He played basketball as a youth before back issues ended his athletic career two years into college.
“That was a big blow,” he said. “When I was a kid, it gave me ink in the newspaper. It was the first thing...I felt I was somebody.”
As one might expect of someone who founded a pub, Mr. Byrne tended bar frequently, including in Massachusetts, Detroit and Los Angeles. It was working at a bar in New York, however, that provided the spark that eventually led to his successful restaurant.
The owner wanted to start a newspaper out of the bar, Mr. Byrne said, and asked if he would write something. The year was 1969 when he obliged.
“It got out of hand,” Mr. Byrne recalled, “because I wrote a serialistic novella, which is an 8-hour journey through a bartender’s mind, in New York, in an Irish saloon, during a full moon.”
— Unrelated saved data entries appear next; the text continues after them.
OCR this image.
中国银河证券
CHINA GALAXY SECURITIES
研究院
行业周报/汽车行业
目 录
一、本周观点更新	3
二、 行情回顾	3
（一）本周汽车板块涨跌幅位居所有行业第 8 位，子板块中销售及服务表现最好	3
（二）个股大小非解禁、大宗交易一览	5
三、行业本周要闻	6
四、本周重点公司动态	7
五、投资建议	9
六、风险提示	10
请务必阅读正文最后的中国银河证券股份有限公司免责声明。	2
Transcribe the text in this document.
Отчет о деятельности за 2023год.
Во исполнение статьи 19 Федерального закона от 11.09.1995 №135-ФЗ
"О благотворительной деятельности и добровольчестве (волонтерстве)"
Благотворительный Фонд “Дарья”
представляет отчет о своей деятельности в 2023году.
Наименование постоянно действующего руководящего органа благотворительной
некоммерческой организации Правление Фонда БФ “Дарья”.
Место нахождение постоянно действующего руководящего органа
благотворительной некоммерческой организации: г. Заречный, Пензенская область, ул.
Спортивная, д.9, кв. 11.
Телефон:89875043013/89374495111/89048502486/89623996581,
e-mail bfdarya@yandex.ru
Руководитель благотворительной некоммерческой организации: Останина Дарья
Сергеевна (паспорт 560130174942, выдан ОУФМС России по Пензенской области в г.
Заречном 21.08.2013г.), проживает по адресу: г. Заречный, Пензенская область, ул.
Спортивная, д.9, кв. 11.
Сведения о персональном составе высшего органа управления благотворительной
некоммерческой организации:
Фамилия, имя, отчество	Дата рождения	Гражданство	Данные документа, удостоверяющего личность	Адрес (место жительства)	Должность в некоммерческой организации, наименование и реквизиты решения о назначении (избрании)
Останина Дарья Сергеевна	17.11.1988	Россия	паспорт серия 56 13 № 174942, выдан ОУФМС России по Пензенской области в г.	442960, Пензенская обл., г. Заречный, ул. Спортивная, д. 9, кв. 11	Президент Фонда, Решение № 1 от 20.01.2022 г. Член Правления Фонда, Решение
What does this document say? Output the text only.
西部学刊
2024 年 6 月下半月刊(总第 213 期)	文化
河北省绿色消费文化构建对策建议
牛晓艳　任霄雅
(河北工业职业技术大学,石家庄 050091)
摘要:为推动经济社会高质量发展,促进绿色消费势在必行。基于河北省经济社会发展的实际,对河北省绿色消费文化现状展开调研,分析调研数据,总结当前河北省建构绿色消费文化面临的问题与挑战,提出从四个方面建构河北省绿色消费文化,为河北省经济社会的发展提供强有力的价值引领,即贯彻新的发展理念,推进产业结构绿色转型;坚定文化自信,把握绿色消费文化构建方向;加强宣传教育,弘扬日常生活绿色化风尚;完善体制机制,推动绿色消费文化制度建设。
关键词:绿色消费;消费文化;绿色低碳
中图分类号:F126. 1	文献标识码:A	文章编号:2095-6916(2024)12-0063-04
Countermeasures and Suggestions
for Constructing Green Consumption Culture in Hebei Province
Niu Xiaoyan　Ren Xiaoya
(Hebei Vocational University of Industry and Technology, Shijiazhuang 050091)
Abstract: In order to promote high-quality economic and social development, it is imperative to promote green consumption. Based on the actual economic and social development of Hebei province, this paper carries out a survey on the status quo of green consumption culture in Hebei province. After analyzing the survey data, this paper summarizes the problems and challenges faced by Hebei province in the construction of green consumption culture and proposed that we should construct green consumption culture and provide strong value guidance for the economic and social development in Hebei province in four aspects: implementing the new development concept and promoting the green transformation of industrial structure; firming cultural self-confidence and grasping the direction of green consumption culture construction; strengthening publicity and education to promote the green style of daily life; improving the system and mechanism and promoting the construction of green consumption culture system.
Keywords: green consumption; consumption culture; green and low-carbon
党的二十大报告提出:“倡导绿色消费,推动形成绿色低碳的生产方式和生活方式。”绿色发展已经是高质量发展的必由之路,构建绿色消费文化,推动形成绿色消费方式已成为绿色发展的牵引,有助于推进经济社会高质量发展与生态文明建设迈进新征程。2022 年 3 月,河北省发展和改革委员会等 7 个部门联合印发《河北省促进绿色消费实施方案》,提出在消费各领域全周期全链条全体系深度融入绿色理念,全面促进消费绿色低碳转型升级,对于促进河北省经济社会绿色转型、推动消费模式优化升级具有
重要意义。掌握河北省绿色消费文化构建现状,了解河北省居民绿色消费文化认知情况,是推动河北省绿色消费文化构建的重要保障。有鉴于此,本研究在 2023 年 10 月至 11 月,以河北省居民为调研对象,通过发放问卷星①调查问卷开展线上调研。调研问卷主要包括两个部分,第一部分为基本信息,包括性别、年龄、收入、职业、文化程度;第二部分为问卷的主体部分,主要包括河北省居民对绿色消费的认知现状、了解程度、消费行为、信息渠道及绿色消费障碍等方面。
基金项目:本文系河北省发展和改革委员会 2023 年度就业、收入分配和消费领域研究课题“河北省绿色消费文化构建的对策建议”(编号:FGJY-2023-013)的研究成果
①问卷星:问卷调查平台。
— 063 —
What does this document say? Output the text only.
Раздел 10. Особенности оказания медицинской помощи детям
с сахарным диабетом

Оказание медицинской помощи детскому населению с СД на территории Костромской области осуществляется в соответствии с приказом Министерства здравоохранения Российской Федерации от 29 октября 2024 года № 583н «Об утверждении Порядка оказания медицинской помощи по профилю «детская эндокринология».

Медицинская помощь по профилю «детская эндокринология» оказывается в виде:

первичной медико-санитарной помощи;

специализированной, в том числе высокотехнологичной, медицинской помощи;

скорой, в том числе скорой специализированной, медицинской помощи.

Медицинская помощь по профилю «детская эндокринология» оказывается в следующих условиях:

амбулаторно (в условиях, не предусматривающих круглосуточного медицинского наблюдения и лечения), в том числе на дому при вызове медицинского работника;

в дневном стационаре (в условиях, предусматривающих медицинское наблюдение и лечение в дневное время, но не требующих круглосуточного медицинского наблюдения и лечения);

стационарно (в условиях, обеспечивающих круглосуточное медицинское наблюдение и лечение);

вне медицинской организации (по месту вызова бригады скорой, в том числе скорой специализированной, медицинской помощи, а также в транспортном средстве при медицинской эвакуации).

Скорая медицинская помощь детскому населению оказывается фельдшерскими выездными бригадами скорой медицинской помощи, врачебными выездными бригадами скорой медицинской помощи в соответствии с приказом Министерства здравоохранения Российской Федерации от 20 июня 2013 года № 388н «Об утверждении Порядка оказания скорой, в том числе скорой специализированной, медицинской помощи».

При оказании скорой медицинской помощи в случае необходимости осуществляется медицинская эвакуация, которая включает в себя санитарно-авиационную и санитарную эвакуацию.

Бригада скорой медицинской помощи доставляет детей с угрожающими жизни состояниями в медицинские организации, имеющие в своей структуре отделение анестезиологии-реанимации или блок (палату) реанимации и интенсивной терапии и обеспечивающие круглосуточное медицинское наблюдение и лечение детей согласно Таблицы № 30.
Later, Mr. Byrne found himself working at New Seabury Country Club in Mashpee. New Seabury resident Philip A. Rollins—a former Mashpee selectman who also happened to be the Cape & Islands District Attorney at the time—read his novella.
“So, he said, ‘Hey, you ought to have your own bar,’” Mr. Byrne said. A friend pointed out a vacant spot in the New Seabury Shopping Center, which would later become Mashpee Commons, and the rest was history.
The Mashpee location opened its doors on July 26, 1973, according to the pub’s website. It has been expanded six times, Mr. Byrne said.
Although the restaurant is certainly somewhere patrons can enjoy quality food and drink, the pub also makes sure to honor one of Mr. Byrne’s great loves.
“My passions are language, more than anything, and words,” he said. The restaurant had a lending library, he said, but people would not return the books. Quotes from famous authors now adorn the walls.
Ahead of his milestone birthday, Mr. Byrne expressed contentment, a fact that should come as welcome news to all those who have enjoyed his company and pub through the years.
“I’m a really happy man now,” he said.
Paul Rifkin, a friend of Mr. Byrne’s who also lives in the Commons, summed it up simply, saying that he is “Mashpee’s treasure.”